Sa présence au gouvernement remise en cause ? "Bien sûr que non. Il faut arrêter d'opposer tout le temps les personnes. La situation est déjà assez tendue et il ne faut pas mettre de l’huile sur le feu. (... ) Ce sont ceux qui ont le moins envie de voir des écologistes au gouvernement qui donnent cet argument. Je considère donc que la présence des écologistes n’est pas inutile et dérange certains… Cela ne me gêne pas de déranger. (...) Le maintien des Verts au gouvernement ? Il est légitime que la question se pose". 

Jean-Yves Le Drian, ministre de la Défense, sur RTL

La libération des quatre otages ? "Les otages vont bien mais quand on les a récupérés, ils étaient un peu choqués. Nous avons dîné avec eux et ils ont repris goût progressivement à la vie sociale. Ils parlaient

Ils étaient détenus dans le Nord Mali par Al-Qaïda Maghreb islamique. Pour eux, ils étaient difficiles de se déplacer avec des otages. Il y a eu des tentatives d'extraction, donc les terroristes d'AQMI savaient qu'on ne relâcherait pas notre action. Le président du Niger a beaucoup œuvré pour la libération des otages. J'entends qu'il y a eu une rançon mais c'est Issoufou qui a pris en main cette opération. La France n'a pas versé la moindre rançon, pas un euro". 

Jean-Pierre Bel, président du Sénat dans Le Figaro

Suspension de l'écotaxe ? "Je tiens à rappeler que l'écotaxe a été élaborée dans le cadre du Grenelle de l'environnement sous la précédente majorité. Il est donc vraiment regrettable de constater aujourd'hui que des élus de la droite n'assument pas leur choix passés et pire, profitent de la situation difficile de la Bretagne pour attiser les tensions économiques et sociales.(...) Le Premier ministre a agi de façon sage et responsable".

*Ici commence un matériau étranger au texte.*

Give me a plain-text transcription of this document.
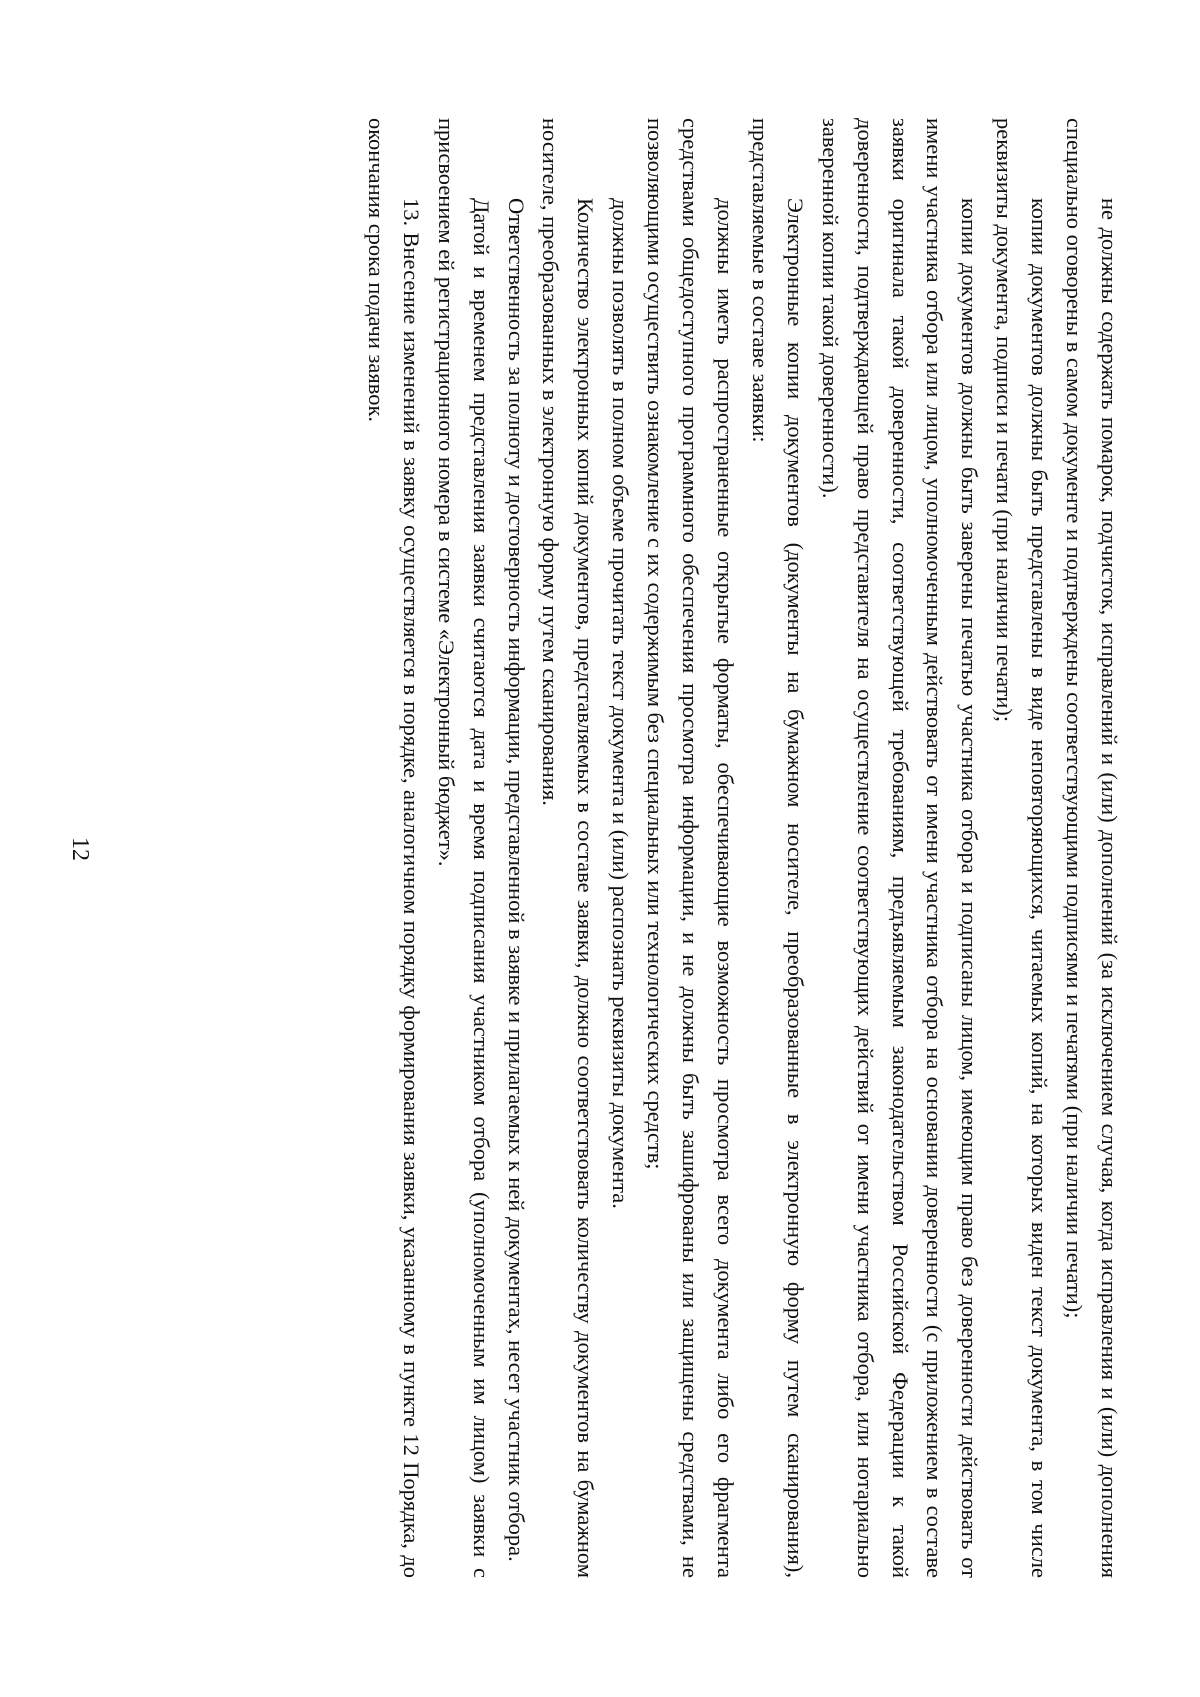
12	не должны содержать помарок, подчисток, исправлений и (или) дополнений (за исключением случая, когда исправления и (или) дополнения специально оговорены в самом документе и подтверждены соответствующими подписями и печатями (при наличии печати);

копии документов должны быть представлены в виде неповторяющихся, читаемых копий, на которых виден текст документа, в том числе реквизиты документа, подписи и печати (при наличии печати);

копии документов должны быть заверены печатью участника отбора и подписаны лицом, имеющим право без доверенности действовать от имени участника отбора или лицом, уполномоченным действовать от имени участника отбора на основании доверенности (с приложением в составе заявки оригинала такой доверенности, соответствующей требованиям, предъявляемым законодательством Российской Федерации к такой доверенности, подтверждающей право представителя на осуществление соответствующих действий от имени участника отбора, или нотариально заверенной копии такой доверенности).

Электронные копии документов (документы на бумажном носителе, преобразованные в электронную форму путем сканирования), представляемые в составе заявки:

должны иметь распространенные открытые форматы, обеспечивающие возможность просмотра всего документа либо его фрагмента средствами общедоступного программного обеспечения просмотра информации, и не должны быть зашифрованы или защищены средствами, не позволяющими осуществить ознакомление с их содержимым без специальных или технологических средств;

должны позволять в полном объеме прочитать текст документа и (или) распознать реквизиты документа.

Количество электронных копий документов, представляемых в составе заявки, должно соответствовать количеству документов на бумажном носителе, преобразованных в электронную форму путем сканирования.

Ответственность за полноту и достоверность информации, представленной в заявке и прилагаемых к ней документах, несет участник отбора.

Датой и временем представления заявки считаются дата и время подписания участником отбора (уполномоченным им лицом) заявки с присвоением ей регистрационного номера в системе «Электронный бюджет».

13. Внесение изменений в заявку осуществляется в порядке, аналогичном порядку формирования заявки, указанному в пункте 12 Порядка, до окончания срока подачи заявок.
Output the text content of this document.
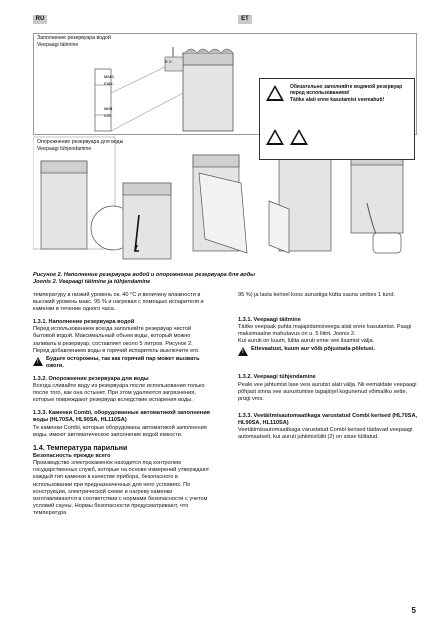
RU	ET
Заполнение резервуара водой
Veepaagi täitmine
макс.
max.
мин.
min.
5 л
Обязательно заполняйте водяной резервуар перед использованием!
Täitke alati enne kasutamist veemahuti!
Опорожнение резервуара для воды
Veepaagi tühjendamine
Рисунок 2. Наполнение резервуара водой и опорожнение резервуара для воды
Joonis 2. Veepaagi täitmine ja tühjendamine

температуру в низкий уровень ок. 40 °C и величину влажности в высокий уровень макс. 95 % и нагревая с помощью испарителя и каменки в течение одного часа.

1.3.1. Наполнение резервуара водой

Перед использованием всегда заполняйте резервуар чистой бытовой водой. Максимальный объем воды, который можно заливать в резервуар, составляет около 5 литров. Рисунок 2.

Перед добавлением воды в горячий испаритель выключите его.

!
Будьте осторожны, так как горячий пар может вызвать ожоги.

1.3.2. Опорожнение резервуара для воды

Всегда сливайте воду из резервуара после использования только после того, как она остынет. При этом удаляются загрязнения, которые повреждают резервуар вследствие испарения воды.

1.3.3. Каменки Combi, оборудованные автоматикой заполнения воды (HL70SA, HL90SA, HL110SA)

Те каменки Combi, которые оборудованы автоматикой заполнения воды, имеют автоматическое заполнение водой емкости.

1.4. Температура парильни

Безопасность прежде всего

Производство электрокаменок находится под контролем государственных служб, которые на основе измерений утверждают каждый тип каменки в качестве прибора, безопасного в использовании при предназначенных для него условиях. По конструкции, электрической схеме и нагреву каменки изготавливаются в соответствии с нормами безопасности с учетом условий сауны. Нормы безопасности предусматривают, что температура

95 %) ja lasta kerisel koos aurustiga kütta sauna umbes 1 tund.

1.3.1. Veepaagi täitmine

Täitke veepaak puhta majapidamisveega alati enne kasutamist. Paagi maksimaalne mahutavus on u. 5 liitrit. Joonis 2.

Kui auruti on kuum, lülita auruti enne vee lisamist välja.

!
Ettevaatust, kuum aur võib põjustada põletusi.

1.3.2. Veepaagi tühjendamine

Peale vee jahtumist lase vesi aurutist alati välja. Nii eemaldate veepaagi põhjast sinna vee aurustumise tagajärjel kogunenud võimaliku sette, prügi vms.

1.3.3. Veetäitmisautomaatikaga varustatud Combi kerised (HL70SA, HL90SA, HL110SA)

Veetäitmisautomaatikaga varustatud Combi kerised täidavad veepaagi automaatselt, kui auruti juhtimislüliti (2) on sisse lülitatud.

5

Les textes de lois rejetés sans cesse par le Sénat ? "Il y a une majorité sénatoriale qui subsiste. Et puis, il y a une majorité gouvernementale. Le parti communiste ne soutient pas le gouvernement. C'est une période assez inédite. Il y a plus de sénateurs que de députés communistes ce qui n'était jamais arrivé. Ce n'est pas une question de couacs ou d'autorité. C'est simplement que le gouvernement n'a pas de majorité ici au Sénat. C'est arithmétique".

L'affaiblissement de François Hollande ? "Il y a une évolution profonde de la manière de faire de la politique avec la montée en puissance de la communication instantanée. Si le président fixe la ligne, on dit qu'il n'est pas le roi. S'il ne dit rien, on dit qu'il est absent. Il y a une vraie difficulté à gouverner. Mais il faut maîtriser le temps, ne pas avoir le nez collé à la fenêtre. Si le chômage est stabilisé, si on obtient des résultats économiques, tout peut changer. Je ne crois pas à la fatalité de l'échec au bout de 18 mois".